Experimental setup for ex vivo fat calibration. (A) Seven fat‐packed vials were submerged in a water bath and inserted with thermocouples. A single loop imaging coil encircles the water bath. (B) Water was heated external to the scanner, and then pumped through the water bath until fat reached a specified temperature. Water was diverted through a bypass line during imaging, which allowed for continued heating of water without heating fat or inducing water motion artifacts while inversion recovery images were acquired. This process was repeated for the temperature range 20°C to 65°C.
2.4. T1 ‐temperature coefficient calculation
The muscle T1‐temperature coefficient was estimated using the MRgFUS muscle sonications using voxels in a 2.25 × 2.25 × 2 mm3 (3 × 3 × 1 voxel) region of interest centered at each sonication's peak PRF‐shift temperature rise and ΔT1 for all muscle sonications.

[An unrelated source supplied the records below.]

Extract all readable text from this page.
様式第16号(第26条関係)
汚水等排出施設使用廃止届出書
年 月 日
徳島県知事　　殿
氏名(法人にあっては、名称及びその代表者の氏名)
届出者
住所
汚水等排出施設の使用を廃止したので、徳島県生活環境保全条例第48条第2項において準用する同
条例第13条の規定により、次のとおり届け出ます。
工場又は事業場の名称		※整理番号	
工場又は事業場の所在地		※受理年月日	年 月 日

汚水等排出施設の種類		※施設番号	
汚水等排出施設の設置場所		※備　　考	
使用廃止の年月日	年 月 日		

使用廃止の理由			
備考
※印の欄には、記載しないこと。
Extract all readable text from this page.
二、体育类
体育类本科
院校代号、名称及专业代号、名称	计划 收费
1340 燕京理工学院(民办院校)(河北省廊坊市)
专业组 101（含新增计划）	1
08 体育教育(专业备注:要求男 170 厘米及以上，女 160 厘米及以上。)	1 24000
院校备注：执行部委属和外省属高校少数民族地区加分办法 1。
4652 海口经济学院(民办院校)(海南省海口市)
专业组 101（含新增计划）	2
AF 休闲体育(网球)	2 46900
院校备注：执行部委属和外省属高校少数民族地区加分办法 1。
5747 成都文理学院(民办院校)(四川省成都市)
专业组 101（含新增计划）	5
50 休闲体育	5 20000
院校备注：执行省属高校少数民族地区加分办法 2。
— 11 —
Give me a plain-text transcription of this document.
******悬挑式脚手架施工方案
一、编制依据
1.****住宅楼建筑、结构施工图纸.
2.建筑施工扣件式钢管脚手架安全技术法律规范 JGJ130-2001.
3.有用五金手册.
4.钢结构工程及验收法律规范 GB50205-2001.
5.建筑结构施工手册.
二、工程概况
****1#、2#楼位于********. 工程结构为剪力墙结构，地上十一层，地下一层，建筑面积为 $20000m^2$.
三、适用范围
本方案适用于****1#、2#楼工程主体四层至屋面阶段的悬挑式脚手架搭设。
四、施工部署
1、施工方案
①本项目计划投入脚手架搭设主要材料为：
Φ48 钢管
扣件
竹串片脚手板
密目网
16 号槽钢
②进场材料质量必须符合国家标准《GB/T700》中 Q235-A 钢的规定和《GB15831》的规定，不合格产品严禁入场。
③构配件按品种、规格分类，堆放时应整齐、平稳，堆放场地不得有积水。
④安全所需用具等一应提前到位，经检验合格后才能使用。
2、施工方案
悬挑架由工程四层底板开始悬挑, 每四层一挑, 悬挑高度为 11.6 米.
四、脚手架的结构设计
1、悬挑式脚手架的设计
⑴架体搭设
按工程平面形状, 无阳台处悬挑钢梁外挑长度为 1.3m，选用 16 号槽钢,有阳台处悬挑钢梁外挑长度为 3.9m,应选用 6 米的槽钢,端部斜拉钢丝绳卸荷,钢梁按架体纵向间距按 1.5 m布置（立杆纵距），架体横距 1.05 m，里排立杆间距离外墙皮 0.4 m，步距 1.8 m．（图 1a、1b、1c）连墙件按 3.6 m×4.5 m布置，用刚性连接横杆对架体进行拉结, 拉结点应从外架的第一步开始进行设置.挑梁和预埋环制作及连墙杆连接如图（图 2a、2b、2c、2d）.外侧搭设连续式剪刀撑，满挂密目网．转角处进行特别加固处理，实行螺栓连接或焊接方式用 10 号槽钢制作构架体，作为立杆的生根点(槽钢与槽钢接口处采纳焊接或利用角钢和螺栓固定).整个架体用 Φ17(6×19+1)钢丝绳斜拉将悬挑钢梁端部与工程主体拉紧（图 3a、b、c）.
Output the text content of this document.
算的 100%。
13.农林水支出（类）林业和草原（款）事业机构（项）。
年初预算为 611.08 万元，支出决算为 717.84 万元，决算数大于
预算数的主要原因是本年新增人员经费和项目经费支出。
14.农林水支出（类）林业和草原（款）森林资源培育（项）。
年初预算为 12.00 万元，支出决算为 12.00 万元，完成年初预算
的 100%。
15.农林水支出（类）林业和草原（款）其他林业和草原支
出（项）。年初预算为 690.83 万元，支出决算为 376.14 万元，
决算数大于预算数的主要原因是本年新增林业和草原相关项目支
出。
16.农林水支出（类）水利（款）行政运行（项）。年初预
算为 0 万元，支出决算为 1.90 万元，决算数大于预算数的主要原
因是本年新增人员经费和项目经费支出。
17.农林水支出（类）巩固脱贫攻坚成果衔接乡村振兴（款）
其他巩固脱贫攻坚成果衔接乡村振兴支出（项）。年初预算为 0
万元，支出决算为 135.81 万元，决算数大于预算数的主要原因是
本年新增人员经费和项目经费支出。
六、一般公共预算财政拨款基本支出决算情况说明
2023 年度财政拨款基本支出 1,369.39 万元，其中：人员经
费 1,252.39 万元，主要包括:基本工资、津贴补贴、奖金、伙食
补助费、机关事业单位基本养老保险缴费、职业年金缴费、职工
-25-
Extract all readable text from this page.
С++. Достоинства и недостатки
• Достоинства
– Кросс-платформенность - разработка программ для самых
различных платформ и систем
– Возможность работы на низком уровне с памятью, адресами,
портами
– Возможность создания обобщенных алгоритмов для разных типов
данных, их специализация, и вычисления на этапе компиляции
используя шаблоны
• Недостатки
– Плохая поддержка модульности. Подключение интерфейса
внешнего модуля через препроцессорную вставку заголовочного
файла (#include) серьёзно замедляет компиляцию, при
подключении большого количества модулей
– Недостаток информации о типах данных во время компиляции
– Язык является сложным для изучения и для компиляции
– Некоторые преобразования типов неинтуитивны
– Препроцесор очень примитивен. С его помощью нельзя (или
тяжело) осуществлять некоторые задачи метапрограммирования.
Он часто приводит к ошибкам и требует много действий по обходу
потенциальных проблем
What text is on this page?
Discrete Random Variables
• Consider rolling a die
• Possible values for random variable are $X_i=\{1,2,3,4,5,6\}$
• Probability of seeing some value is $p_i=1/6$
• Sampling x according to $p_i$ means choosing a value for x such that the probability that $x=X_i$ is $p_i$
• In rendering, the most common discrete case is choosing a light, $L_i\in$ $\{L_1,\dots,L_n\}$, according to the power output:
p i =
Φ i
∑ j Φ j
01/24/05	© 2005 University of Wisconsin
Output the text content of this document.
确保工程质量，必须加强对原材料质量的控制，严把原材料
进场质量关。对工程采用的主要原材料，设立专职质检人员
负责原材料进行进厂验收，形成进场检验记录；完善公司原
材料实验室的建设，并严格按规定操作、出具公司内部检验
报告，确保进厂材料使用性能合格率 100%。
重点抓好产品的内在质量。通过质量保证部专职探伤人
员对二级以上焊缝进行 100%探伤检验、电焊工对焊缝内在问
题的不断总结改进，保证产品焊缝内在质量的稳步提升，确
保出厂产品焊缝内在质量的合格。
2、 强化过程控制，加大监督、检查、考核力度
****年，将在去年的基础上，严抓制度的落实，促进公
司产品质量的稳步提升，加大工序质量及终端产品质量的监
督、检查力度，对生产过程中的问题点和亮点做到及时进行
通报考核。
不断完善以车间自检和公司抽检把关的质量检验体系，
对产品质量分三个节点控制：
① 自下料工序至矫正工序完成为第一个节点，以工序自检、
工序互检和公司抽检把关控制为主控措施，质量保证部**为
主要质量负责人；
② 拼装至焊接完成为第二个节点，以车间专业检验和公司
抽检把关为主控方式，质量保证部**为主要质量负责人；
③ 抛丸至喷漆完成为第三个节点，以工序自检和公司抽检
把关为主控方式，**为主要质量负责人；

Linear regression analysis of PRF‐shift temperature and T1 changes for each voxel in the region of interest for all time points was used to calculate the estimated muscle T1‐temperature coefficient.
The fat T1‐temperature coefficient was determined from the IR images taken during the ex vivo T1‐temperature coefficient procedure. 60 Digital masks were made, which only contained voxels interior to the vials in the reconstructed images (Figure 4A). For each vial, voxels whose T1 residual values were determined to be outliers via MATLAB's isoutlier function [outliers calculated as values more than three scaled median absolute deviations (MAD) from the median, where , and where , is the residual vector, and erfc−1 is the inverse complementary error function] were also masked out, retaining 80.0% ± 12.3% of voxels. For each rabbit, a T1‐temperature coefficient was calculated using reduced dimension nonlinear least squares fitting 61 using the resultant T1 data and the measured probe temperature.
FIGURE 4.

Ex vivo fat calibration results. Left: Axial view 3D volumetric interpolated breath‐hold examination (VIBE) of interior of fat calibration setup. Approximate masks for vial fat T1 calculation shown (dashed yellow). Right: Measured fat T1‐temperature curves derived from inversion recovery data. Average measured T1 values for vials of fat at indicated temperatures with standard error between vials shown as bars. The average T1‐temperature coefficient was 7.3 ± 0.7 ms/°C or 1.9%/°C ± 0.2%/°C for the excised fat.
2.5. PRF temperature and T1 precision measurement
The precision of the measured PRF shift‐based temperature and the measured ΔT1 by the SR‐VFA‐SoS sequence was determined for each acquired image using an unheated region of tissue. For the PRF‐shift temperature and ΔT1‐based temperature precision calculations, temperature data from an untreated region of interest in muscle or fat (3.75 × 3.75 × 2 mm3 [5 × 5 × 1 voxels]) was analyzed. For each voxel in the region, the SD of temperature through time was calculated, and then the calculated SD of all voxels in the region was averaged to determine the reported precision value.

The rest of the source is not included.